BOSTON – A recently formed national commission examining raids by Immigration and Customs Enforcement (ICE) agents held its second regional hearing today in the Massachusetts State House. The hearing focused on the local impact of workplace and community immigration raids in Massachusetts and Connecticut and examined how the execution of the raids is part of a wider pattern of ICE misconduct occurring across the country. The commission also heard testimony about anti-immigration measures in Rhode Island.

“”The testimony today provided compelling and often heartbreaking evidence of the widespread devastation that immigration raids have inflicted on workers, their families, communities and local economies,”” said Joseph T. Hansen, founding chairman of the National Commission and United Food & Commercial Workers (UFCW) International Union president. “”The fact that so many of the emotional and economic wounds inflicted by ICE agents remain so raw, and the fact that so many questions remain unanswered long after the raids, makes ensuring accountability for these questionable actions by a government agency that much more important.””

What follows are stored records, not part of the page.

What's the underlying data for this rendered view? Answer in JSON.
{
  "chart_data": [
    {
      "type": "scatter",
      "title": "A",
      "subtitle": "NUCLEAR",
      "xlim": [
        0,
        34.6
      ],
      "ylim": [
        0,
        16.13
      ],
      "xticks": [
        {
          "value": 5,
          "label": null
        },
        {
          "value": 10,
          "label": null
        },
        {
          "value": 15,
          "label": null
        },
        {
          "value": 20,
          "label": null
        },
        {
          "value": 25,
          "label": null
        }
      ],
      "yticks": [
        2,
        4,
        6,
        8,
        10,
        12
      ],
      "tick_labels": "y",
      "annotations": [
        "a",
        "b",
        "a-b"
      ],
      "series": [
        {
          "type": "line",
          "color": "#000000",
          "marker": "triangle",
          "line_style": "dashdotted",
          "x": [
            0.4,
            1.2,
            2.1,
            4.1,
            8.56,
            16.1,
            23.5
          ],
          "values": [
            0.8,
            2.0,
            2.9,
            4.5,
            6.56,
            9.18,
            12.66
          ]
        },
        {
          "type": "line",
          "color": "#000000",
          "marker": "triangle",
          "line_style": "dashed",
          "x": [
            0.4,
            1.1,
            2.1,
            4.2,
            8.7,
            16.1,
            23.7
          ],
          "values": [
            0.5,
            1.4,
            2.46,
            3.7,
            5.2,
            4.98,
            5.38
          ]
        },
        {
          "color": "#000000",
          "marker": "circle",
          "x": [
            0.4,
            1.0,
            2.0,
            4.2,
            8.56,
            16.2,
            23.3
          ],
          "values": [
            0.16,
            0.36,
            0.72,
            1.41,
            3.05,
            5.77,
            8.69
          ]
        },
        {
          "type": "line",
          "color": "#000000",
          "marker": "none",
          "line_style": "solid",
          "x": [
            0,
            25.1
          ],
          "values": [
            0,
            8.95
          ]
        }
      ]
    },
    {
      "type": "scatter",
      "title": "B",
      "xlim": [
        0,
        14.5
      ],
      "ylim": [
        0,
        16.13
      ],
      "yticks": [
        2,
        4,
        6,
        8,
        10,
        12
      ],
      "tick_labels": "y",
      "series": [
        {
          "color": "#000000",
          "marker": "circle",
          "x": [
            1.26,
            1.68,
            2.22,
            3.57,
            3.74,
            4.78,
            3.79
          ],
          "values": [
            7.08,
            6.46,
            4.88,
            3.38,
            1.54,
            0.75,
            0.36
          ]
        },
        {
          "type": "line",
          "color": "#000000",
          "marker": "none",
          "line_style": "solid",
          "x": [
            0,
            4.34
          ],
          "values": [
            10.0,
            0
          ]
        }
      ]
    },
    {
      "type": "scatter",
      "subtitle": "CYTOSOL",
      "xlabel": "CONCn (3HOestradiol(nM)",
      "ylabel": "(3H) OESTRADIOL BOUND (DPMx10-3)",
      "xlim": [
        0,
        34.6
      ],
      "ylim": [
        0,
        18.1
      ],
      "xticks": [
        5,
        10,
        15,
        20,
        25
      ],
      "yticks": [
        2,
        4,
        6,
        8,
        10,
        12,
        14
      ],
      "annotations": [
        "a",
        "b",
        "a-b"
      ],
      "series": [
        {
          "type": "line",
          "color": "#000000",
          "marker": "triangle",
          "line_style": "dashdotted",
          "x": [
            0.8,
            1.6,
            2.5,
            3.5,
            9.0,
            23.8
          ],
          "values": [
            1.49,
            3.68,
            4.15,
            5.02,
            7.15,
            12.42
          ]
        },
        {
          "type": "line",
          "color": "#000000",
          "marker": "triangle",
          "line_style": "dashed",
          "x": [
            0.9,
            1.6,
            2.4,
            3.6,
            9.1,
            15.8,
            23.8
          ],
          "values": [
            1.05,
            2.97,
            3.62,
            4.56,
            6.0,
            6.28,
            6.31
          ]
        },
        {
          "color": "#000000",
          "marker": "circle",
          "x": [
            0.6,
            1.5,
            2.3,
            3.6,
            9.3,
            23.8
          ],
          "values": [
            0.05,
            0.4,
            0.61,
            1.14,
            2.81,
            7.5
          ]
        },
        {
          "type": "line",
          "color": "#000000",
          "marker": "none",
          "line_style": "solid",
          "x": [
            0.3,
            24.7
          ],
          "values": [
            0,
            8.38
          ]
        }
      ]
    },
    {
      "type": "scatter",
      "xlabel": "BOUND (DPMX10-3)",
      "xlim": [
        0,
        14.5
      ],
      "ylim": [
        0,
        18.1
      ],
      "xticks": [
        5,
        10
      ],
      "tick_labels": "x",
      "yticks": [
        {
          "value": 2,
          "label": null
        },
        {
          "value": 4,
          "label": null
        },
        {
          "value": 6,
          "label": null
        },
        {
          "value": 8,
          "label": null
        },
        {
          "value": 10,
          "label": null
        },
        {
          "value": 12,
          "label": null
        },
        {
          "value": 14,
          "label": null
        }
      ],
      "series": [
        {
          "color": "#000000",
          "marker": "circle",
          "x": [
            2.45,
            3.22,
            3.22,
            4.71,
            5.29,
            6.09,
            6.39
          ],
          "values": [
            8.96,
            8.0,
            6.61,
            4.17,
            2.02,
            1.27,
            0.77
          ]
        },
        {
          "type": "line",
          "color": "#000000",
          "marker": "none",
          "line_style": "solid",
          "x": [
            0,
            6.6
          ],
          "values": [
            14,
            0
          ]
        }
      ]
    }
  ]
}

The head of ICE, Julie L. Myers, was invited to testify, but declined to appear before the commission.

The hearing in Boston is part of a series of regional public meetings that the commission is holding to explore the execution, implications and ramifications of workplace immigration enforcement on local communities. The commission will also look into claims that ICE has engaged in violations of the 4th amendment. After a thorough investigation, the commission will produce a public report that highlights its findings and makes recommendations about how the system should be reformed.

“”As our commission travels the country and talks to more and more workers and experts, we are seeing troubling and repeated patterns of misconduct emerging,”” Hansen added. “”This commission will continue to aggressively pursue the facts and will ensure that they get a full and complete public airing. “”

The commission was created in response to a raid that took place at meatpacking plants in America’s heartland two years ago. On December 12, 2006, thousands of innocent workers were detained at meatpacking plants in six states during workplace raids carried out by federal ICE agents. The UFCW represents workers at five of the plants, including Worthington, Minn.; Greeley, Colo.; Cactus, Tex.; Marshalltown, Iowa; and Grand Island, Neb.

On September 12, 2007, the UFCW filed a lawsuit against the Department of Homeland Security and ICE to protect the 4th amendment rights of all Americans and enjoin the government from illegally arresting and detaining workers, including U.S. citizens and legal residents, while at their workplace.

A broad group of leading policy experts serves on the commission, including former Governor of Iowa Tom Vilsack. The commission held its first hearing in Washington, D.C. on February 25, 2008. Future hearings are scheduled in Des Moines, Iowa, on April 29, 2008 and in Atlanta, Ga., on May 29, 2008.

Civilian-driven commissions have played an important role in U.S. history. When African-Americans were arrested, beaten and killed during the civil rights movement, the tragedies fueled the McCone Commission in 1965 and the National Advisory Commission in 1968.

When Japanese-Americans were sent to internment camps during World War II, the Commission on Wartime Relocation and Internment of Civilians was established to investigate these unacceptable civil rights violations.

Citizen review panels are often created to help renew a commitment to rights guaranteed by the U.S. Constitution, especially when those rights are violated by local police brutality.